Just curious, is there a hidden bias in just having two candidates to select fro...

amoss · 2025-05-20T12:15:53 1747743353

At first glance it looks similar to the Monty Hall problem, but it is actually a different problem.

In the Monty Hall problem there is added information in the second round from the informed choice (removing the empty box).

In this problem we don't have the same two-stage process with new information. If the previous process was fair then we know the remaining candidate was better than the eliminated male (and female) candidates. We also know the remaining female candidate was better than the eliminated male (and female) candidates.

So the size of the initial pools does not tell us anything about the relative result of evaluating these two candidates. Most people would choose the candidate from the smaller pool though, using an analogue of the Gambler's Fallacy.

matsemann · 2025-05-20T13:17:23 1747747043

Yeah, good point. I tried to make an experiment: 1 female, 9 males, assign a random number between 1 and 100 to each of them. Then, checking only the cases where the female is in top 2, would we then expect that female to be better than the other male? My head says no, but testing it in code I end up with some bias around 51-52%? And if I make it 1 female and 99 men it's even greater, at ~64 %.

Maybe my code is buggy.

asksomeoneelse · 2025-05-20T15:20:37 1747754437

I suspect you have an issue in the way you select the top 2 when they are several elements with the same value.

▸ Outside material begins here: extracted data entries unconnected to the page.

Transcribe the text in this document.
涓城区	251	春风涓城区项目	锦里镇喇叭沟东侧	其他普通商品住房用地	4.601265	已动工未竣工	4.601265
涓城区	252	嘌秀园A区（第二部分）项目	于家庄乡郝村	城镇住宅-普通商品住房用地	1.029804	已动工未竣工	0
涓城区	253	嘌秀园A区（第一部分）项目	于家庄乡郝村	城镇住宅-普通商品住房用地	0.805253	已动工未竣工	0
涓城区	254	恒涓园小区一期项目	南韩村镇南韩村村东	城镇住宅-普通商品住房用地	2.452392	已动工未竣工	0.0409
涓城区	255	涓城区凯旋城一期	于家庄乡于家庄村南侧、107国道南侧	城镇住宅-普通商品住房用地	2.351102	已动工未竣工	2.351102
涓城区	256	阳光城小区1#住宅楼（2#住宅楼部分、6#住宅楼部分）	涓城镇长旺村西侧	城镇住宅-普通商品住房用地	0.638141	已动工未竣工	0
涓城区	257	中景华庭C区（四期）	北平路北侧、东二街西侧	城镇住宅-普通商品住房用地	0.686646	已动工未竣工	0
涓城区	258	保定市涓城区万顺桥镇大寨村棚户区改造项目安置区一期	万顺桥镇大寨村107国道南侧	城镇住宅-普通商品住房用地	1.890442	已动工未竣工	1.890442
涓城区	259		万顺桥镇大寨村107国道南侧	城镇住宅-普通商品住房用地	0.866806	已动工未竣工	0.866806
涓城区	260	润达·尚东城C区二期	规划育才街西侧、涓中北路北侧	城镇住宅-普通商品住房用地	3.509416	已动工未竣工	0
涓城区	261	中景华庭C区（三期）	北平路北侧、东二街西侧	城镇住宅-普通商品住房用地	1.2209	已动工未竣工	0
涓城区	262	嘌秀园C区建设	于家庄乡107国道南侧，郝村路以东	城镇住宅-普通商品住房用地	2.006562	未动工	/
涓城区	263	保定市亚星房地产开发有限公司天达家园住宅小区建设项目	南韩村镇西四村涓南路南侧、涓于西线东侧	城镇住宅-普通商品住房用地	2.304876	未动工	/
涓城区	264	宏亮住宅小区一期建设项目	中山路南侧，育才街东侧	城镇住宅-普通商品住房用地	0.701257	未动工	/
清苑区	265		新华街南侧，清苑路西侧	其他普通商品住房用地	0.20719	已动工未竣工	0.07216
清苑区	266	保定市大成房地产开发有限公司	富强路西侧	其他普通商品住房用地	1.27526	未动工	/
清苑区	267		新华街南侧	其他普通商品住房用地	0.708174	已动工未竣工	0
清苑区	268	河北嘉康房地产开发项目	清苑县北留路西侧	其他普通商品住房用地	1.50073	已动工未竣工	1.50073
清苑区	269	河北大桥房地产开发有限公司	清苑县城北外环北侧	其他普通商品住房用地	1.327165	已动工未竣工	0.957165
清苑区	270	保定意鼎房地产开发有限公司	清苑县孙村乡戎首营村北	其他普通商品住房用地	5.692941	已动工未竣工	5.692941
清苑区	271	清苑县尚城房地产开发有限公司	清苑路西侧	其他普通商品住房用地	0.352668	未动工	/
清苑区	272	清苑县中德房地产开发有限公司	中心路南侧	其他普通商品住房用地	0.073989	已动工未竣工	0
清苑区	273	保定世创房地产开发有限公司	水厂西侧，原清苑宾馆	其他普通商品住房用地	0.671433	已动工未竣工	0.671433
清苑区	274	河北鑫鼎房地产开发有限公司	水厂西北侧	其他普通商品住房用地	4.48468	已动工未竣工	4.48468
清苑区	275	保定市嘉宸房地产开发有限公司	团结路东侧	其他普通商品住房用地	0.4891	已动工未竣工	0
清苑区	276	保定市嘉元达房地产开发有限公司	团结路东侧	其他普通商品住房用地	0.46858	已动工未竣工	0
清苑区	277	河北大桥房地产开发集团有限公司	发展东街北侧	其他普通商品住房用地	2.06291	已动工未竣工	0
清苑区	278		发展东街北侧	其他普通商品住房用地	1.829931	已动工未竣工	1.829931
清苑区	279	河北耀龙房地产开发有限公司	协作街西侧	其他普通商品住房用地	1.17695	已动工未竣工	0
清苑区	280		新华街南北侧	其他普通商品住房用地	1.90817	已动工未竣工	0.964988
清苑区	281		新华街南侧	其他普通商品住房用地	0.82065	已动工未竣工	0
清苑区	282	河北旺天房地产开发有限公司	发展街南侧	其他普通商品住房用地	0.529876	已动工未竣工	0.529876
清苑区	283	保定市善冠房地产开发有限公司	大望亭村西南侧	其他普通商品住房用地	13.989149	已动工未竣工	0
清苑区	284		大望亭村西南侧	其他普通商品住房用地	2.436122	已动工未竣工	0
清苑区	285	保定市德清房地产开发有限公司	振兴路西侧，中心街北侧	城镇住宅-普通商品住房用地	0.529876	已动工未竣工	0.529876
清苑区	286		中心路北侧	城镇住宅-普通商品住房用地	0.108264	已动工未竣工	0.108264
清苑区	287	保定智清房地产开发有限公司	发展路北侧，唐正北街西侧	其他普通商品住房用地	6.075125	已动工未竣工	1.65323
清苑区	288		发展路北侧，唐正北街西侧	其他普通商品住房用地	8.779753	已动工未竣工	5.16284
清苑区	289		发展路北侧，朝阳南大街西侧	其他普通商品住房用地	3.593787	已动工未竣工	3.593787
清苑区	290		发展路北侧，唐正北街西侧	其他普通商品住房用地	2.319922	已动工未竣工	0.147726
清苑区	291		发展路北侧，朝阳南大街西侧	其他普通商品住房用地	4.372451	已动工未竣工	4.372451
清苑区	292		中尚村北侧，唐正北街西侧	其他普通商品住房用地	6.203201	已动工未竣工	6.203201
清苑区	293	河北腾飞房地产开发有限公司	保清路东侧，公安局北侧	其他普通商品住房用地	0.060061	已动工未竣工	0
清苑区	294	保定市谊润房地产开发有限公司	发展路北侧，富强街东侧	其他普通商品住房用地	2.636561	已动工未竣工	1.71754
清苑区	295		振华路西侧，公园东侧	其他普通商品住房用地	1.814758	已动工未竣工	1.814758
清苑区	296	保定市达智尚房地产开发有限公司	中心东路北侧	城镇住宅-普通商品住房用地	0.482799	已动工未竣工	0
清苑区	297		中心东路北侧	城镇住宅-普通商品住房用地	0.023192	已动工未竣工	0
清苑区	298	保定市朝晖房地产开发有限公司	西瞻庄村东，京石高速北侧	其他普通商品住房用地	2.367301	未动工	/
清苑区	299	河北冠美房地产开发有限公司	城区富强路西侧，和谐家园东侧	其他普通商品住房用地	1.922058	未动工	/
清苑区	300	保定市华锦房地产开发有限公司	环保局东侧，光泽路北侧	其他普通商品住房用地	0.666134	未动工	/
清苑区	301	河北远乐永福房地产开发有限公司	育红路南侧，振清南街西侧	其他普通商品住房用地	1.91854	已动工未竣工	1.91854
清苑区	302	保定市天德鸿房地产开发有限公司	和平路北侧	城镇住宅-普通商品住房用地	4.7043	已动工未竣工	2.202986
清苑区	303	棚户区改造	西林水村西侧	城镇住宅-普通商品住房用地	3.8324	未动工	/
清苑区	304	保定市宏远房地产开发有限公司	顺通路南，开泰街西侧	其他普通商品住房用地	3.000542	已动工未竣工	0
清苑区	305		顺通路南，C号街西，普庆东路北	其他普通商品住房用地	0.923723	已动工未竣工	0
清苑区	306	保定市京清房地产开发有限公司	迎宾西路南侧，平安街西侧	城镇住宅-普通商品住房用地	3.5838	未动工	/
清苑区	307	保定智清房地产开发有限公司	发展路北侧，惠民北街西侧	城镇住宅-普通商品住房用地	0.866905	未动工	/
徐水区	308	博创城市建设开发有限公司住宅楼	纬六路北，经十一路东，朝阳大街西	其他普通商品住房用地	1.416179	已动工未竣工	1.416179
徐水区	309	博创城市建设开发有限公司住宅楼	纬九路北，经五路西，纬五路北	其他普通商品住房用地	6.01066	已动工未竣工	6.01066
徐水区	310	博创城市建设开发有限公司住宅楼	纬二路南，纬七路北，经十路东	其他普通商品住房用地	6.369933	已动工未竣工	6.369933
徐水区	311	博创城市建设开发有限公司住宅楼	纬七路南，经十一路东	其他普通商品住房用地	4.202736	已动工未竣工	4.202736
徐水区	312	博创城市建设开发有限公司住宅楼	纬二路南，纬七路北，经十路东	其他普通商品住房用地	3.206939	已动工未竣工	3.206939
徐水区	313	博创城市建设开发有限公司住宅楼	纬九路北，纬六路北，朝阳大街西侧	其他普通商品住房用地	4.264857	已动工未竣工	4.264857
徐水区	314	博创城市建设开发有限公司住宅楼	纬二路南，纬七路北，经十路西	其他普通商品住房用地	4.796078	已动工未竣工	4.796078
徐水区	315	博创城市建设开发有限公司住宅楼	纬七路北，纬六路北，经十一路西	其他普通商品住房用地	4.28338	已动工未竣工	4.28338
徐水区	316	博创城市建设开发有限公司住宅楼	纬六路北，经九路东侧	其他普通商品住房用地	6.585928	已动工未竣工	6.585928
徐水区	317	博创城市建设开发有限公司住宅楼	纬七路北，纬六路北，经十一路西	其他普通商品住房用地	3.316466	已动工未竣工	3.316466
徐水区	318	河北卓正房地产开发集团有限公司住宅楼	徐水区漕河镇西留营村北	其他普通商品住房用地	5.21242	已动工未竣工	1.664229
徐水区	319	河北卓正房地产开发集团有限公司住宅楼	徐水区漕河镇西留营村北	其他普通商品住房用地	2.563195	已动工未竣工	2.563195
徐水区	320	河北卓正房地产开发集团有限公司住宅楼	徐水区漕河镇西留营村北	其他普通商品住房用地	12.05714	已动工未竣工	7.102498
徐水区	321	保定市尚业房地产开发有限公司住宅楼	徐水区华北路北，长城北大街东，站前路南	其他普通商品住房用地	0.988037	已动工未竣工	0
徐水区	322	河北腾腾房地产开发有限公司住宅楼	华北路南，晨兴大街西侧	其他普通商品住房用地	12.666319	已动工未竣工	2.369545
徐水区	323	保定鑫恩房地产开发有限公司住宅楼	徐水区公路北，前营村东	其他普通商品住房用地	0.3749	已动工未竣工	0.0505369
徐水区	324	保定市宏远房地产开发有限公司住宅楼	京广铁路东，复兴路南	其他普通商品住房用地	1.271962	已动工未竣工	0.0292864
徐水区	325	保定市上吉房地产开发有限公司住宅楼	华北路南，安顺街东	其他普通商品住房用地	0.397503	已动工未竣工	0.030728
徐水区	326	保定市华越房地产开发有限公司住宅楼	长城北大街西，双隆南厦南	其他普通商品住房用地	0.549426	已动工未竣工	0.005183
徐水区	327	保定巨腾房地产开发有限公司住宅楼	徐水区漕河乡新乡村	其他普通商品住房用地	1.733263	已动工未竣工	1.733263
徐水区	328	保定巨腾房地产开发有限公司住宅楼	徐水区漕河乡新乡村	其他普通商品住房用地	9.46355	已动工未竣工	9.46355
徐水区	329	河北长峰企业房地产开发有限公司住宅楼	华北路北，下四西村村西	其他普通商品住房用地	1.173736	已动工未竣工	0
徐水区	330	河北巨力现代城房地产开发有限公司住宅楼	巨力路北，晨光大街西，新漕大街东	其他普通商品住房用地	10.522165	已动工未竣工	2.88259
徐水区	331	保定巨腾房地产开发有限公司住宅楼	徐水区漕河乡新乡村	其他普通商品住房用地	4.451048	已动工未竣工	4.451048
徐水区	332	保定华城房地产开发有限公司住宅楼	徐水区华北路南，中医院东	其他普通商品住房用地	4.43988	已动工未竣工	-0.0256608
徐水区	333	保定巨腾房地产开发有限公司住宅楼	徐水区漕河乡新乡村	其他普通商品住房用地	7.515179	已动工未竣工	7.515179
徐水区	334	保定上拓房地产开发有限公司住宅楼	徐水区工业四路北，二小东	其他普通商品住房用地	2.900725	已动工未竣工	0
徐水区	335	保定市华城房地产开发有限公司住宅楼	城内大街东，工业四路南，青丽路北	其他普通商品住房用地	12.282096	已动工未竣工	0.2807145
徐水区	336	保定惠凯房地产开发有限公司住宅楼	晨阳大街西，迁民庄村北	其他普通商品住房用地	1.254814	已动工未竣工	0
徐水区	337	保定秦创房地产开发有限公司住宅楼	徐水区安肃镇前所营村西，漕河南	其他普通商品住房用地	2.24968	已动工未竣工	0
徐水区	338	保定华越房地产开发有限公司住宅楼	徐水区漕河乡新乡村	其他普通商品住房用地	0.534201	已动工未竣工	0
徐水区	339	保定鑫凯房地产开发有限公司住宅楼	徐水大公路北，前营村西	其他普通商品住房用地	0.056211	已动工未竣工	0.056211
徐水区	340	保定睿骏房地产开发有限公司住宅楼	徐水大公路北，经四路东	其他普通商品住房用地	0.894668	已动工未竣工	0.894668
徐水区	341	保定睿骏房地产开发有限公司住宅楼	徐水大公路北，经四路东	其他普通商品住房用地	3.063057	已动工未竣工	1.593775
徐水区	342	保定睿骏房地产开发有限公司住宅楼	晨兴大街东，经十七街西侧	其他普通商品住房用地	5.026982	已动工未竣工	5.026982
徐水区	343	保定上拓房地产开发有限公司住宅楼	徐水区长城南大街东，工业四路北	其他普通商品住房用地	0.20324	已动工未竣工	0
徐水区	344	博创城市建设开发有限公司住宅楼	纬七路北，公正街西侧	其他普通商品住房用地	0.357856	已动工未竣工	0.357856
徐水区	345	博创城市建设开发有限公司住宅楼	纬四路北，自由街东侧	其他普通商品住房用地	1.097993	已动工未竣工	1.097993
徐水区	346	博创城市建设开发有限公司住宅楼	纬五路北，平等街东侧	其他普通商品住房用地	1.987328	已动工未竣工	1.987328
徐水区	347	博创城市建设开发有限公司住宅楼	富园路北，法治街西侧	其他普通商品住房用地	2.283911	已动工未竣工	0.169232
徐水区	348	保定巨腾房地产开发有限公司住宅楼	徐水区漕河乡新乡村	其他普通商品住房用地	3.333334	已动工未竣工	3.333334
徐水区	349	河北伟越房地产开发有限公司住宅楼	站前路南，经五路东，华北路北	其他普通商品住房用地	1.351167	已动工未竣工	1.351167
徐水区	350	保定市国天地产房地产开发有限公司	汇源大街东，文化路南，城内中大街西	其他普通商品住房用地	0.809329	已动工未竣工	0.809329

I tried an implementation with the values being integers between 1 and 100, and I found stats close enough to yours (~51% for 10 elements, ~64% for 100 elements).

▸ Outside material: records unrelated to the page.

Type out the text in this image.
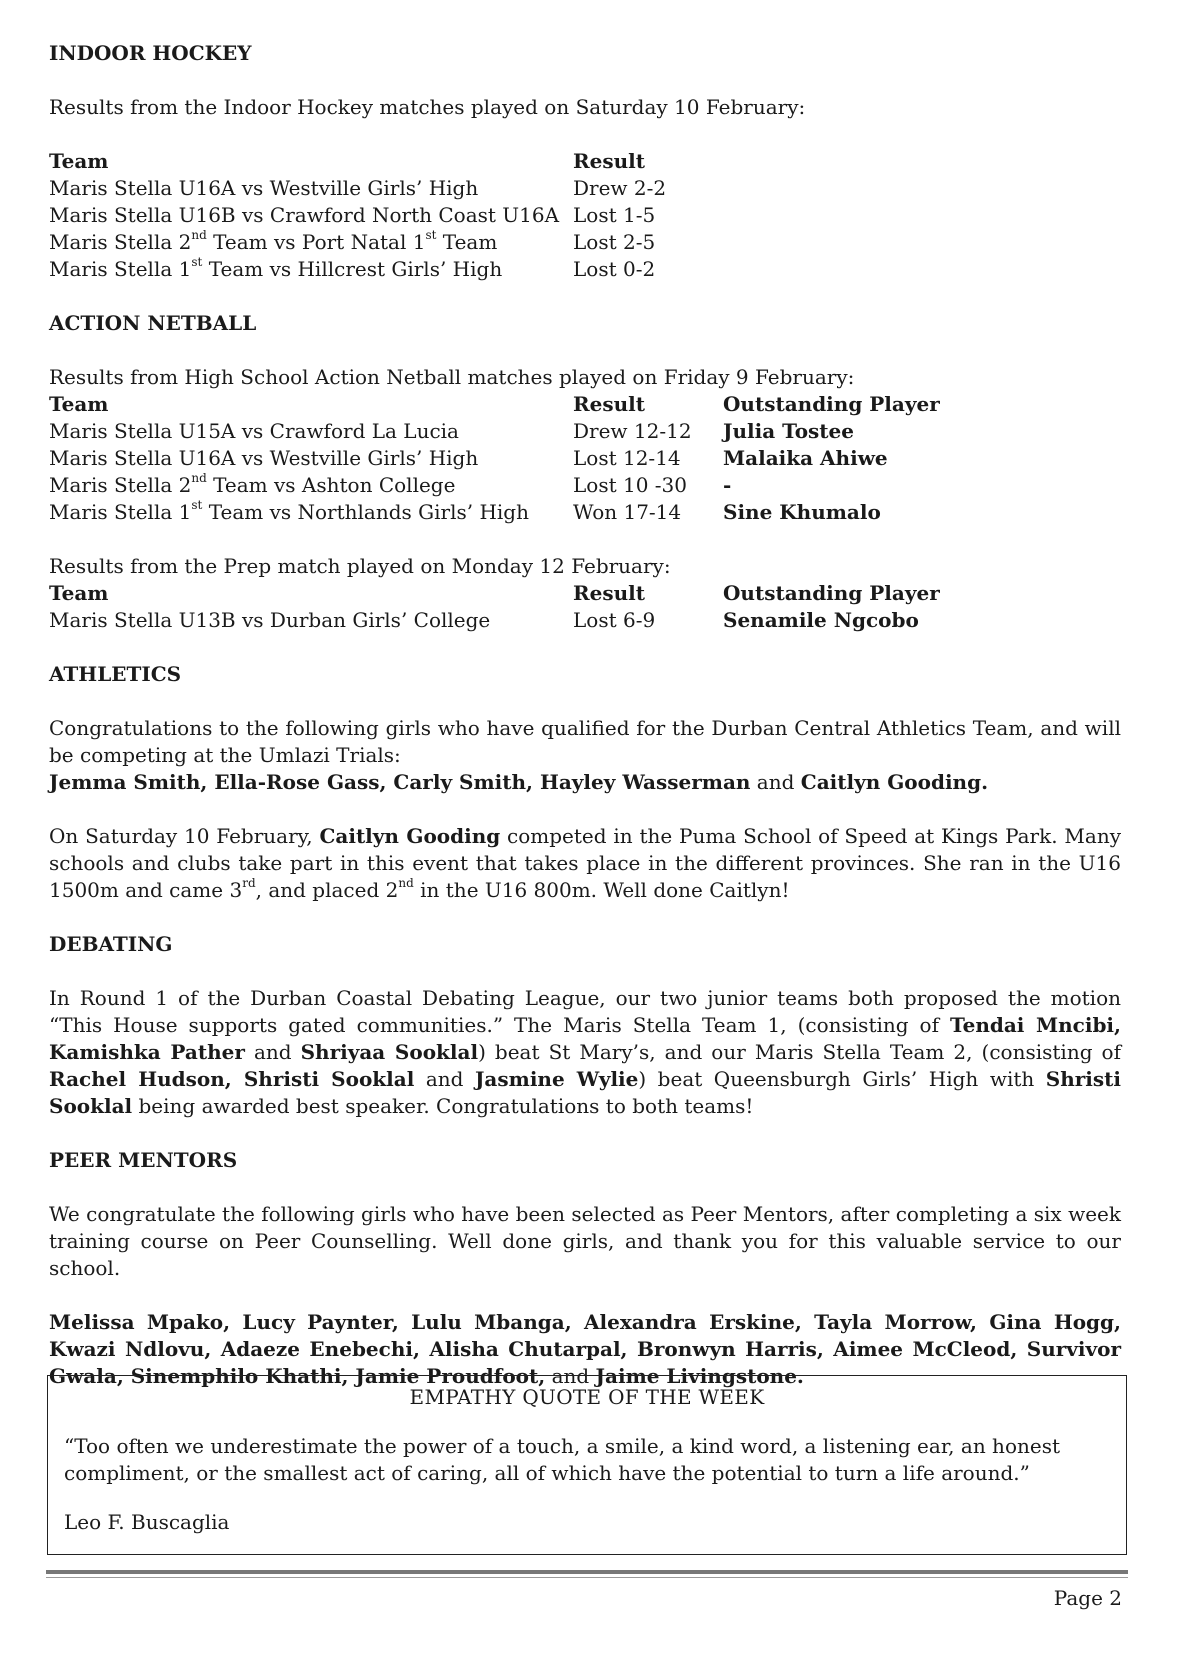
INDOOR HOCKEY

Results from the Indoor Hockey matches played on Saturday 10 February:

Team	Result
Maris Stella U16A vs Westville Girls’ High	Drew 2-2
Maris Stella U16B vs Crawford North Coast U16A Lost 1-5
Maris Stella 2nd Team vs Port Natal 1st Team	Lost 2-5
Maris Stella 1st Team vs Hillcrest Girls’ High	Lost 0-2
ACTION NETBALL

Results from High School Action Netball matches played on Friday 9 February:

Team	Result	Outstanding Player
Maris Stella U15A vs Crawford La Lucia	Drew 12-12	Julia Tostee
Maris Stella U16A vs Westville Girls’ High	Lost 12-14	Malaika Ahiwe
Maris Stella 2nd Team vs Ashton College	Lost 10 -30	-
Maris Stella 1st Team vs Northlands Girls’ High	Won 17-14	Sine Khumalo

Results from the Prep match played on Monday 12 February:

Team	Result	Outstanding Player
Maris Stella U13B vs Durban Girls’ College	Lost 6-9	Senamile Ngcobo
ATHLETICS

Congratulations to the following girls who have qualified for the Durban Central Athletics Team, and will be competing at the Umlazi Trials:

Jemma Smith, Ella-Rose Gass, Carly Smith, Hayley Wasserman and Caitlyn Gooding.

On Saturday 10 February, Caitlyn Gooding competed in the Puma School of Speed at Kings Park. Many schools and clubs take part in this event that takes place in the different provinces. She ran in the U16 1500m and came 3rd, and placed 2nd in the U16 800m. Well done Caitlyn!

DEBATING

In Round 1 of the Durban Coastal Debating League, our two junior teams both proposed the motion “This House supports gated communities.” The Maris Stella Team 1, (consisting of Tendai Mncibi, Kamishka Pather and Shriyaa Sooklal) beat St Mary’s, and our Maris Stella Team 2, (consisting of Rachel Hudson, Shristi Sooklal and Jasmine Wylie) beat Queensburgh Girls’ High with Shristi Sooklal being awarded best speaker. Congratulations to both teams!

PEER MENTORS

We congratulate the following girls who have been selected as Peer Mentors, after completing a six week training course on Peer Counselling. Well done girls, and thank you for this valuable service to our school.

Melissa Mpako, Lucy Paynter, Lulu Mbanga, Alexandra Erskine, Tayla Morrow, Gina Hogg, Kwazi Ndlovu, Adaeze Enebechi, Alisha Chutarpal, Bronwyn Harris, Aimee McCleod, Survivor Gwala, Sinemphilo Khathi, Jamie Proudfoot, and Jaime Livingstone.

EMPATHY QUOTE OF THE WEEK

“Too often we underestimate the power of a touch, a smile, a kind word, a listening ear, an honest compliment, or the smallest act of caring, all of which have the potential to turn a life around.”

Leo F. Buscaglia

Page 2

When using floating point or enforcing distinct integer values, I get 50%.

My probs & stats classes are far away, but I guess it makes sense that the more elements you have, the higher the probability of collisions. And then, if you naively just take the first 2 elements and the female candidate is one of those, the higher the probability that it's because her value is the highest and distinct. Is that a sampling bias, or a selection bias ? I don't remember...

matsemann · 2025-05-21T07:21:12 1747812072

You're correct! When using floats (aka having much less chance for collisions than hundred numbers with hundred participants) it's practically unbiased. Thanks for exploring this with me, a fun little exercise.